Vice-versa, I can only handle three days with constant company. If I’m traveling with someone, I find that after three days I need my own space and the ability to recharge. I consider myself an extrovert, but I still need time to myself.
4. It’s Not a Vacation
I find that many people think that I’m on a year-long vacation and have the misconception that all I do is go on tours and party. What they don’t understand is that I am working, I’m trying to build a life for myself by being an entrepreneur and not every day is easy.
When you travel, you are constantly being pushed outside of your comfort zone. You’re forced to venture beyond your routine and find new ways to communicate or navigate a new city. Your mind and body get exhausted being in a constant state of unknown and it’s important to listen to what you need.
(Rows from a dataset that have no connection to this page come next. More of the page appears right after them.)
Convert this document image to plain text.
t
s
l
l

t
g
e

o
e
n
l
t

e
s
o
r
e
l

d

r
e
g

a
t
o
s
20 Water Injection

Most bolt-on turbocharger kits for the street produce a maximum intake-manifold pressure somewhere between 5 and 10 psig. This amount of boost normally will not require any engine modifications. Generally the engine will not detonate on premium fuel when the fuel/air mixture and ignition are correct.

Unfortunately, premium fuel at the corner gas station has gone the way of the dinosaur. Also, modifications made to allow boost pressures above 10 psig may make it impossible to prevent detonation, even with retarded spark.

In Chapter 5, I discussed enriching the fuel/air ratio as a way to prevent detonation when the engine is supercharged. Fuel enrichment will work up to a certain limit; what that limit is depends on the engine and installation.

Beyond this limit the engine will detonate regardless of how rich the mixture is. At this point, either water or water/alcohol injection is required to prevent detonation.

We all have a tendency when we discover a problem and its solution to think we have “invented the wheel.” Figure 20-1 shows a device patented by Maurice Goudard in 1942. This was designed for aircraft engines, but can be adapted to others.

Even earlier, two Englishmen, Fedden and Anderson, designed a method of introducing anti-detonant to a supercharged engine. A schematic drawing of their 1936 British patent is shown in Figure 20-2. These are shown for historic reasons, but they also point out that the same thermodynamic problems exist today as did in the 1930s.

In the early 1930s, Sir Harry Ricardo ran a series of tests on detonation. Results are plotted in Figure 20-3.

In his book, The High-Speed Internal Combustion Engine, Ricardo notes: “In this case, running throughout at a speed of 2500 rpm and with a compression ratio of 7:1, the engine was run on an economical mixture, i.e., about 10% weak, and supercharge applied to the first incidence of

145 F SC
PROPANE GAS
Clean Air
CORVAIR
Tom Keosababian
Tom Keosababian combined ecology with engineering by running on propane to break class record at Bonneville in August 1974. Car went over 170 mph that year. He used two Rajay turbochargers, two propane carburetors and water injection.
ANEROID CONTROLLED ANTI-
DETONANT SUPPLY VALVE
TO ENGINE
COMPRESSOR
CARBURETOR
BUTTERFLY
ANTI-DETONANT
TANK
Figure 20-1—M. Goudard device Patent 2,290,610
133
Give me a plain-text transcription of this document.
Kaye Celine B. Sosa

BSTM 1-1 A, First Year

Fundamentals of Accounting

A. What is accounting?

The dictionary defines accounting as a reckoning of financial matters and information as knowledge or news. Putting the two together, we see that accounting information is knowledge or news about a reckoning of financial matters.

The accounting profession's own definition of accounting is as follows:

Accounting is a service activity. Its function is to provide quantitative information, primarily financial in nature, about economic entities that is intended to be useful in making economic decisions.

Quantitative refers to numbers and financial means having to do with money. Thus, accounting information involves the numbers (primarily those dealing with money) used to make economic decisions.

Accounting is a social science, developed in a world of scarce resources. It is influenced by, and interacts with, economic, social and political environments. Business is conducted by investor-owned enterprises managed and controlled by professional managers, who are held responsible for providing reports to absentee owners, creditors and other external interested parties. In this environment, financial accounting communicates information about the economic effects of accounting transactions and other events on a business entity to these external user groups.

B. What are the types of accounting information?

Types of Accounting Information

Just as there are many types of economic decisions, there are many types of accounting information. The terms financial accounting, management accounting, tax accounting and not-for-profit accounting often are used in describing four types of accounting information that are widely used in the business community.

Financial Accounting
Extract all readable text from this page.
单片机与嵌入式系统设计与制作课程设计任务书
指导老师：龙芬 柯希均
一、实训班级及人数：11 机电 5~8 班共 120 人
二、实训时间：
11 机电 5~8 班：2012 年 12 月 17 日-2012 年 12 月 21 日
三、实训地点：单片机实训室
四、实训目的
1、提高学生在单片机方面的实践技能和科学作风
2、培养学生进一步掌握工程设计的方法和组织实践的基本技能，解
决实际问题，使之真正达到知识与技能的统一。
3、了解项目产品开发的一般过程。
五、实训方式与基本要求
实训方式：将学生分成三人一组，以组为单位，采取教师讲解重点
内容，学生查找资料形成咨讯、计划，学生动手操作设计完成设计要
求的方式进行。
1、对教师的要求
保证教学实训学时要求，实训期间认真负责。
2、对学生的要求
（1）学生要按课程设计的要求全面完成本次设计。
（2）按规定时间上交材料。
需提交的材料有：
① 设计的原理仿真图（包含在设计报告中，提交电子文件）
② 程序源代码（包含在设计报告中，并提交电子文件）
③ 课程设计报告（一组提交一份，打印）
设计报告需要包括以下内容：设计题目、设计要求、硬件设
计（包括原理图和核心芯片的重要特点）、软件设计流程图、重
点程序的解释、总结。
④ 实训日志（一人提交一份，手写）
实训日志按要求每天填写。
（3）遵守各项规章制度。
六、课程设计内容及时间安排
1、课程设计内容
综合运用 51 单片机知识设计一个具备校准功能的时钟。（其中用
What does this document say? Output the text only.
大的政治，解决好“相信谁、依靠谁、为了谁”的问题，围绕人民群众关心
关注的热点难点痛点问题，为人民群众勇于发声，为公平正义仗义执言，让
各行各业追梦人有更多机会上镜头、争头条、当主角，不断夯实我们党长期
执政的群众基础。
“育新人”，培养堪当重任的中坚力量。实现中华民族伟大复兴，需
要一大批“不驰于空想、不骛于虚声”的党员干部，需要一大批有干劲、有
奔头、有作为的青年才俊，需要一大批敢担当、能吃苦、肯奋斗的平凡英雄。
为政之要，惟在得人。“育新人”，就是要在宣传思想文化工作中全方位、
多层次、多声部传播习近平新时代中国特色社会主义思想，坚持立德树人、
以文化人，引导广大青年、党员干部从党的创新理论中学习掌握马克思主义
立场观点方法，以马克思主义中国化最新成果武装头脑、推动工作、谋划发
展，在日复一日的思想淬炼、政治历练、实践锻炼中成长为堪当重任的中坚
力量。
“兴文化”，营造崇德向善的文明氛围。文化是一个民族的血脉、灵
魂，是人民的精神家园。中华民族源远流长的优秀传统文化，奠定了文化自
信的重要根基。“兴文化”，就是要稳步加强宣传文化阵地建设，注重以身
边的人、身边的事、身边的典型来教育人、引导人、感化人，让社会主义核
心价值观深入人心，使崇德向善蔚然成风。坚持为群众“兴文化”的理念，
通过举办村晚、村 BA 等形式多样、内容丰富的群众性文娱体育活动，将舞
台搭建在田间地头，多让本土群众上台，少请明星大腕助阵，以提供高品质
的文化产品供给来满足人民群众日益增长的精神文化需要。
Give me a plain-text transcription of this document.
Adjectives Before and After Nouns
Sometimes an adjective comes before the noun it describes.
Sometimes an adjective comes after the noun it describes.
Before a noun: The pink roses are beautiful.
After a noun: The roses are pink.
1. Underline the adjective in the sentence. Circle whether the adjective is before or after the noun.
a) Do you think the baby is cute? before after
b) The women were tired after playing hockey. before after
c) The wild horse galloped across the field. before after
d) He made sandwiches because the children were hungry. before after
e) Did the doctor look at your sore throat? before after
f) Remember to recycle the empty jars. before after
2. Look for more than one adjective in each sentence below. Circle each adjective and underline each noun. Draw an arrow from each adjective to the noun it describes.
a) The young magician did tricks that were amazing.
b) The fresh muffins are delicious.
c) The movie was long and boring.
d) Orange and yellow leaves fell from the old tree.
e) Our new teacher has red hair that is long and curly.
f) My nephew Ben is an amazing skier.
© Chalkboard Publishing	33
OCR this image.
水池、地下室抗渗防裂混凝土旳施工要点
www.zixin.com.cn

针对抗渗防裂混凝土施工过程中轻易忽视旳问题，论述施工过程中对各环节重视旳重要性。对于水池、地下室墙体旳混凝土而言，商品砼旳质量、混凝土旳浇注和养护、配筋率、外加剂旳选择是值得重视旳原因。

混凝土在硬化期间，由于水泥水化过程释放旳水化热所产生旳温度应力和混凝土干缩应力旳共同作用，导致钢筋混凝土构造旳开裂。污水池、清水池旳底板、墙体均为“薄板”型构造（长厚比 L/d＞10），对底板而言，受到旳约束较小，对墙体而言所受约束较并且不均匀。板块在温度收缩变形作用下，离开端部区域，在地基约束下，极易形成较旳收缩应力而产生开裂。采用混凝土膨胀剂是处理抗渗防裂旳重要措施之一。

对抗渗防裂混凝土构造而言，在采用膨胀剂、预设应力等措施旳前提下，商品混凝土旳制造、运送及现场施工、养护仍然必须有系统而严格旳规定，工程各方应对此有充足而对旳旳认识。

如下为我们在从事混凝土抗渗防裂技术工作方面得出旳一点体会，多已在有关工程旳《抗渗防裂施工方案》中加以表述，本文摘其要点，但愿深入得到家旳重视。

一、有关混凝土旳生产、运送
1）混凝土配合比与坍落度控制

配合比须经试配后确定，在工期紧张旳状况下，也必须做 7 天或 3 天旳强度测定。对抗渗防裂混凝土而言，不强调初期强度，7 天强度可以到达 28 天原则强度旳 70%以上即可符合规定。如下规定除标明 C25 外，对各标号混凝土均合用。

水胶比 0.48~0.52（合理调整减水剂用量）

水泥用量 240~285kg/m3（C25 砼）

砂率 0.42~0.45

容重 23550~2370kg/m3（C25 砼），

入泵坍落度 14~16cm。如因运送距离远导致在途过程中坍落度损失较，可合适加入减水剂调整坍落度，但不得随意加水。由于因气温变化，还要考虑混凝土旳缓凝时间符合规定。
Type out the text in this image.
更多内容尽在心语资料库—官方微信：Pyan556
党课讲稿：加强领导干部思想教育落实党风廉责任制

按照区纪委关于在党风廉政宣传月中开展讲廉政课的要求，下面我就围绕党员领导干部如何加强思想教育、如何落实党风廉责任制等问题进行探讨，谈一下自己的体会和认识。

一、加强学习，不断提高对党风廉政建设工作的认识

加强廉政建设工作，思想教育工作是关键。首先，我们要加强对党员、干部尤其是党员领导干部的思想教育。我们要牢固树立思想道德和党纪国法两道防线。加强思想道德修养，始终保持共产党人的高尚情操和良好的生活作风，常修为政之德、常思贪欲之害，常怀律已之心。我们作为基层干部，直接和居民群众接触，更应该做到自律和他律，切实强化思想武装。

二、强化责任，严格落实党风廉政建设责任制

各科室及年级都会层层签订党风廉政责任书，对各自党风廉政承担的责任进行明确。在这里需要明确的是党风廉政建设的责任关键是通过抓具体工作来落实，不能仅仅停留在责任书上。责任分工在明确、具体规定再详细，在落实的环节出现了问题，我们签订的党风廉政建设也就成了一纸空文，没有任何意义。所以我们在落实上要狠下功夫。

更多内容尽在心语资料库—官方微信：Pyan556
The past few months I learned a valuable lesson about traveling and it’s not to overdo it. I made a travel plan of three months with 10 days in each city. After not even two months, I found myself exhausted, drained, and on the verge of a breakdown. I was too stubborn to admit defeat and tried to continue on. I learned the hard way that you need to find rest and routine with a transient lifestyle.
5. Travel Gives You Patience and Understanding
On the road, you realize how many things are out of your control. A plane delay, traffic, an internet outage, etc are things you know you can’t fix. Being able to identify what is in your control and what’s not, helps you to alleviate stress in your life. When I found out that the train I was on would be delayed for another five hours, instead of being angry or getting worked up about it, I relished the fact that I had offline work saved on my computer and a good book that I could lose myself in to pass the time.
You start to realize that the problems you have are much smaller than what other people suffer. In India, I saw men, women, and children living in conditions that would be appalling to most Westerners. Girls that looked no older than 15 working in the fields of Rajasthan and carrying large bundles of straw on their heads, when they could be in school. People living in houses made out of whatever the owners could find, rubbish, rocks, tarps, and even cow dung. Or a small Indian boy trying to sell wilted roses on the hot roads of Delhi so that he can help feed his siblings.
When you see different cultures and different standards of living it opens your eyes to how fortunate we are to have the opportunities available to us. We take for granted how easy it is to get safe drinking water, or go to school so you can someday have a career, or even speak English fluently.
These experiences have opened my eyes to better understand who I am as a person and how big the world truly is. I don’t regret for an instant taking this jump into the unknown. I don’t have the monetary safety net or steady income that I did a year ago, but I find my life rich with experiences and friends instead. In fifty years, when I look back on my life and what I’ve achieved, I know I can safely say that I have no regrets, just memories and people that have changed me.